| Messina
Il Circolo della stampa riparte con “Fair play - l’ingrisi del Messina Football club” di Boncoddo il 13 novembre alle 18
“Fair Play l'ingrisi del football" fa riferimento alla frase che identifica le origini inglesi del gioco del calcio e il suo valore di "fair play" (gioco leale) ed è l’input del romanzo del giornalista Marco Boncoddo che sottolinea che: “La quasi totalità del libro si basa su personaggi realmente esistiti ed eventi reali. È questa la cosa assurda: tutto quello che sembra incredibile all’interno della storia in realtà è successo davvero. Ad esempio il reverendo anglicano Charles B. Huleatt, personalità incredibile, ricordato per aver scoperto in qualità di archeologo un papiro del primo secolo dopo Cristo, la più antica fonte esistente del Vangelo di Matteo. È stato lui a prendere in mano tutto dal 1901 in poi, prima di morire con tutta la famiglia a causa del terremoto del 1908. E anche la storia iniziale è vera: Marangolo e Majo Pagano, di Messina e di Palermo, erano davvero insieme all’Eton college e sono tornati in Sicilia con la promessa di fondare una squadra nelle rispettive città”. Dopo aver studiato per diversi anni all’Eton College, Alfredo Marangolo ritorna a Messina con un’idea fissa, quella di donare alla sua città una squadra di football, nuovo sport che sta dilagando nel Regno Unito. A far da sfondo alla vicenda, la società calcistica messinese d’inizio secolo.

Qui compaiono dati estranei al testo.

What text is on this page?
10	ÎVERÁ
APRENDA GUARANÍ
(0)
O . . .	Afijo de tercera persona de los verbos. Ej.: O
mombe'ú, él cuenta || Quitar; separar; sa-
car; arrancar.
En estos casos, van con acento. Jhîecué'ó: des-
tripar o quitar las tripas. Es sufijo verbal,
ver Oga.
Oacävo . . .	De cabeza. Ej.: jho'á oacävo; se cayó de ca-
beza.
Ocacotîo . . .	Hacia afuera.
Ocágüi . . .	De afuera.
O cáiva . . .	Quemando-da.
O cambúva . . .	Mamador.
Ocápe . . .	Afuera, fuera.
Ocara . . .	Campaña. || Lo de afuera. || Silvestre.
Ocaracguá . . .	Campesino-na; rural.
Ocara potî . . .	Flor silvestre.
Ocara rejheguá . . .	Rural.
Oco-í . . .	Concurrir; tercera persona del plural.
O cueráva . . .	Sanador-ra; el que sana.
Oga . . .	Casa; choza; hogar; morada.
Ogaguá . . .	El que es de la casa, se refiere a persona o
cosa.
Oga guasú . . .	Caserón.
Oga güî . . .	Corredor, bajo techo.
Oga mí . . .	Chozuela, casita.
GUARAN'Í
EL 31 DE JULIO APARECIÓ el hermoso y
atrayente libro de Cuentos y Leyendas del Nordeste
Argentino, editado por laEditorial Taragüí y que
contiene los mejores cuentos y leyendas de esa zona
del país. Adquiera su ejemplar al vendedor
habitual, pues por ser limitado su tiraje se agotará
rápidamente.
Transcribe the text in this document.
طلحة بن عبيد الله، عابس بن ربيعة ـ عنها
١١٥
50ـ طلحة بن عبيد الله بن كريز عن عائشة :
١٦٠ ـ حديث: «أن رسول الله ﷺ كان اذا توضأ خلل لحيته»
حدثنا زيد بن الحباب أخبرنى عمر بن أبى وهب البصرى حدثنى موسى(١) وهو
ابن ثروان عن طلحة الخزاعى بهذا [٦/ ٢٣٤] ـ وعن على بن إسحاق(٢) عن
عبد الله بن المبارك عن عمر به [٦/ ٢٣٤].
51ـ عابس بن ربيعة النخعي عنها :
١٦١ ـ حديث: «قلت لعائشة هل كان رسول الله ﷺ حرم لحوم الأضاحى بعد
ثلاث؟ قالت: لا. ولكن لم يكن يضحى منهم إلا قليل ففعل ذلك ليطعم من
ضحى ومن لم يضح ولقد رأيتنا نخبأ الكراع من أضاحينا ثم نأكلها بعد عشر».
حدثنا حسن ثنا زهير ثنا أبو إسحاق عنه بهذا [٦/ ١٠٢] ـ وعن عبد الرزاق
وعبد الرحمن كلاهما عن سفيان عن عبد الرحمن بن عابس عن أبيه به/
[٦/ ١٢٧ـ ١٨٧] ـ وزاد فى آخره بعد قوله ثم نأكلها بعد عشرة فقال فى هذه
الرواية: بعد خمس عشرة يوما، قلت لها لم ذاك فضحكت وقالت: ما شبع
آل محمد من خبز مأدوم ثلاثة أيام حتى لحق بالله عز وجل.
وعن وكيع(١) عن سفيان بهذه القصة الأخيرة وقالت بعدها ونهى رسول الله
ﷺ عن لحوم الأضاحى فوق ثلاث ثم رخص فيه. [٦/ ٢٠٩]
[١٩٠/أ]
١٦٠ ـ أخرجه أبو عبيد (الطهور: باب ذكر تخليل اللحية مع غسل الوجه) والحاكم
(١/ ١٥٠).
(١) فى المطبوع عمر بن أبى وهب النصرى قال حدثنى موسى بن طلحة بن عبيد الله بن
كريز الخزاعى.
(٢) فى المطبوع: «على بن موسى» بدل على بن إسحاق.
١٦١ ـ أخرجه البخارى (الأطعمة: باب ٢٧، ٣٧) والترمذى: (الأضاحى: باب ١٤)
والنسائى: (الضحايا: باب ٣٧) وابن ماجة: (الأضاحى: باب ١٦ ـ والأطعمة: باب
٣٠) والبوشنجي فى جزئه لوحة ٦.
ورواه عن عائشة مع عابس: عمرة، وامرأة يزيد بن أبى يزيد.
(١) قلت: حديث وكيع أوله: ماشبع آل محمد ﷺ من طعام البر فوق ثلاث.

Sergio Magazzù, segretario provinciale dell’Assostampa avvierà l’appuntamento di questa seconda fase di attività culturali giovedì 13 novembre alle ore 18, sempre a Palazzo Mariani nella sede del Circolo della Stampa a piazza Antonello a Messina. La giornalista Simona Arena dialogherà con l’autore ed illustrerà i contenuti e le curiosità contenute del libro. Marco Boncoddo è nato a Venezia nel 1983. Vive Messina, dove insegna Lettere in un istituto superiore. Giornalista, scrive dal 2013 per «Messina Nel Pallone», testata online, del quale è socio fondatore. È dottore di ricerca in Storia delle forme culturali euro-mediterranee, titolo conseguito presso l’Università di Messina nel 2015, con la tesi “Alba e tramonto di un sogno mitteleuropeo: gli anni dell’idillio fiumano-magiaro”. Ha all’attivo alcune pubblicazioni scientifiche, nazionali ed internazionali. È responsabile dell’area comunicazione dell’associazione culturale «Terremoti di Carta» e presidente di «Eriador Messina» o, vittima del suo anacronistico e decadente immobilismo.